O IBGE adotou novo método de ponderação para Pesquisa Nacional por Amostra de Domicílios (Pnad) Contínua, revisando toda a série histórica, iniciada em 2012.

Agora os resultados Contínua incorporam nova metodologia, que ajusta os pesos das informações conforme idade e sexo dos informantes.

O objetivo da calibração é mitigar possíveis impactos de viés de cobertura, dado que a coleta de dados referente ao mercado de trabalho passou a ser feita por telefone no ano passado por conta da pandemia de Covid-19.

Luna Hidalgo, técnica do IBGE, explica que pesquisas realizadas mensalmente, como ocorre com a do mercado de trabalho, foram atingidas pela crise sanitária:

“Qualquer efeito social, pandêmico, atinge as pesquisas de maior frequência. A pandemia alterou a forma como acessamos os respondentes e começou a criar um perfil respondente diferente da massa da população [brasileira]”, diz Hidalgo.
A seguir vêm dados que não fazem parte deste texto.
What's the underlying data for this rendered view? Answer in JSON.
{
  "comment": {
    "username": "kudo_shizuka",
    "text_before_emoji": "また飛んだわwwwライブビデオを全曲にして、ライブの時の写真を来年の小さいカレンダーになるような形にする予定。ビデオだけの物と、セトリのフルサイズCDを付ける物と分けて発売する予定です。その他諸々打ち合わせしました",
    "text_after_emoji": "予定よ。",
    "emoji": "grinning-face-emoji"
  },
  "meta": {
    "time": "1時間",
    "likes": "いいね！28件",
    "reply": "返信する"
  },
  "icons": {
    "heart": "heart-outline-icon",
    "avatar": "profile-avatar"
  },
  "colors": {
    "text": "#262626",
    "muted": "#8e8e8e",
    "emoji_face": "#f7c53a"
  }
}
Adriana Beringuy, analista do IBGE, explica que durante a pandemia foi identificado um crescimento atípico da população em idade de trabalhar, sobretudo da parcela de pessoas fora da força de trabalho.

Isso porque a troca da coleta presencial pela coleta via telefone ampliou a incidência de resposta de grupos etários de maior idade, que inclui o grupo de 40 a 59 anos e o de 60 anos ou mais.

Além disso, a parcela de aproveitamento das entrevistas realizadas pela equipe de coleta caiu diante da dificuldade de obtenção dos telefones e das respostas dos entrevistados. A taxa de resposta, que ficava acima de 80%, chegou a ficar abaixo de 60%.

“Aquela aceleração que foi notada por nós e por outros estudiosos e pesquisadores estava chamando a atenção. (…) Eu estava tendo mais informação de pessoas mais velhas frente à população mais jovem. (…) Por fim se elegeu o método da calibração por sexo e idade, haja vista que isso estava acontecendo na pesquisa do Brasil, mas também foi algo enfrentado por outros institutos de estatística, e que recorreram também à calibração por sexo e idade, para tentar mitigar esse crescimento atípico”, explica Beringuy.

A recalibração tem como base as projeções populacionais baseadas em dados do Censo de 2010 e será revisada novamente após os resultados do Censo Demográfico 2022.